The solution I ended up using to mitigate this was to use a instance threshold for batching. Any asset that was re-used more than 32 times was considered for indirect rendering, all others fell back to using the old direct rendering codepath - essentially a hybrid solution.

The following shows some of the CPU perf gains achieved by going indirect.

Caveats

Despitve the above performance gains, and the relative simplicity of the technique, here are a few things that don’t work so well.

Unique Geometry - Since this technique groups instances by mesh and material for instancing, the mileage you get out of it is directly proportional to the number of instanced assets in view. It will not work well with scenes made up of a lot of unique assets.
LODs - Although LODs can be supported by this technique by creating separate draw batches for each mesh LOD and culling them based on distance, doing so can double or triple the number of draw batches to be submitted each frame which increases the baseline cost. Our solution was to not use artist-authored LODs but instead, procedurally disable stuff in the culling pass based on distance such as vertex movement due to wind, etc. When doing that, it becomes important to do a depth prepass and force early Z to keep shading costs down in the base color/lighting pass.

Conclusion

Because draw submission and culling are offloaded to the GPU, the GPU has to be able to take on the additional work. The choice to not use LODs created extra GPU work as well.
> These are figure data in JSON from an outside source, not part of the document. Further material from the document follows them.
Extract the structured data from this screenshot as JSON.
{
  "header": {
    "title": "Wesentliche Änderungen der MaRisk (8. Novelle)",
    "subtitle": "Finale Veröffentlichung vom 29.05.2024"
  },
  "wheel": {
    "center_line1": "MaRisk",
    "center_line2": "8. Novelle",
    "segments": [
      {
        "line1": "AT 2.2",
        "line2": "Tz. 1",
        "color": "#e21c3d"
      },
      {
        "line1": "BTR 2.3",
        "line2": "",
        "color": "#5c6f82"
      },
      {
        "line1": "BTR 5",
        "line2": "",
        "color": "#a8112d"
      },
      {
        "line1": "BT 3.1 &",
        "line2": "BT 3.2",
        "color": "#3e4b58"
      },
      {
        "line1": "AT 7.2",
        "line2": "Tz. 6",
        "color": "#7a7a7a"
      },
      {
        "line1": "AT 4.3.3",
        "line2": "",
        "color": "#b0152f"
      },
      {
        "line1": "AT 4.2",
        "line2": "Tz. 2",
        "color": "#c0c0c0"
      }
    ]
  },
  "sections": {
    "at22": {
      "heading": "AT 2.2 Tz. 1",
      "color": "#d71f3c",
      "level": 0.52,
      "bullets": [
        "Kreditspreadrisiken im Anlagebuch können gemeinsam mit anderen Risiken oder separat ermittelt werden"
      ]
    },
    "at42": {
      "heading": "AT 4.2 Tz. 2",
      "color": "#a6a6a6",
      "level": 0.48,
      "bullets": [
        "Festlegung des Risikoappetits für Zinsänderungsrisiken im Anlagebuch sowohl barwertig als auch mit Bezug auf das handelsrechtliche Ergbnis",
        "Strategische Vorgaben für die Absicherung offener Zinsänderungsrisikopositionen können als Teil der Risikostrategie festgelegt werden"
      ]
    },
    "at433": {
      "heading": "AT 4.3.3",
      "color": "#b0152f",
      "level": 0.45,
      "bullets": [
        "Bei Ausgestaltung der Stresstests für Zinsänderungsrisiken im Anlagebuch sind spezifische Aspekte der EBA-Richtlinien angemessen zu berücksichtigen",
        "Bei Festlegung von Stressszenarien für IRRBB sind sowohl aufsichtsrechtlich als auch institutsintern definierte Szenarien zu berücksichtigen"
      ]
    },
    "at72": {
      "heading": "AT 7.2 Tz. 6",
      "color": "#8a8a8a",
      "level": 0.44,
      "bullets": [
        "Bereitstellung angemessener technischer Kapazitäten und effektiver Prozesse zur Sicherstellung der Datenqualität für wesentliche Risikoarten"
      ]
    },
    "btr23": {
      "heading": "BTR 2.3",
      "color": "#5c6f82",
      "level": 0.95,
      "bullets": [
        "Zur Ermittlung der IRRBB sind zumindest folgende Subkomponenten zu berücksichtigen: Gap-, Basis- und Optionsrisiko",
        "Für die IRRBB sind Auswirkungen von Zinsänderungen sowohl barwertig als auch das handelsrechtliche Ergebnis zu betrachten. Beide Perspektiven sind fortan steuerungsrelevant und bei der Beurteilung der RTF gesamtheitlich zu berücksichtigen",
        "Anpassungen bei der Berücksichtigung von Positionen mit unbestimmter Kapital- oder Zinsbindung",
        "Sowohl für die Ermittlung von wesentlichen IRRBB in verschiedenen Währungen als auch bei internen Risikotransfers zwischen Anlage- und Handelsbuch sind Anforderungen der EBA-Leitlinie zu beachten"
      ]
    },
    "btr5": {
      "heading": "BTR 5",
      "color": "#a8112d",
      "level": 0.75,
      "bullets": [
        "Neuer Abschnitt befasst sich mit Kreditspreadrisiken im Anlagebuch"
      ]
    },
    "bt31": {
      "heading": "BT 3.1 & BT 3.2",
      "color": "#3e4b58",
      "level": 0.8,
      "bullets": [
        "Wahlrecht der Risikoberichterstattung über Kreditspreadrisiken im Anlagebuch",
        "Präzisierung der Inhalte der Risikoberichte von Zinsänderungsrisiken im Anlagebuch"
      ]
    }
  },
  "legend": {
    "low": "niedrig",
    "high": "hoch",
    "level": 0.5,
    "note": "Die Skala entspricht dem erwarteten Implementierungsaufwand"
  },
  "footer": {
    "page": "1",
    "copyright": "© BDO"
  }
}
However, this was fine for our case because we were severely CPU limited by a single render thread, and the GPU utilization was poor as seen through GPUView. Going from a CPU-limited case to a GPU-limited one was a good trade-off for us, particularly because the CPU workload can be erratic - being GPU-bound offered more consistent and better framerates.

If the above constraints are acceptable, this can be a viable technique to using indirect rendering and instancing to optimize CPU time spent in rendering and push more detail. Thanks to @DrGr4f1x for his contribution on this, specially on the culling shaders.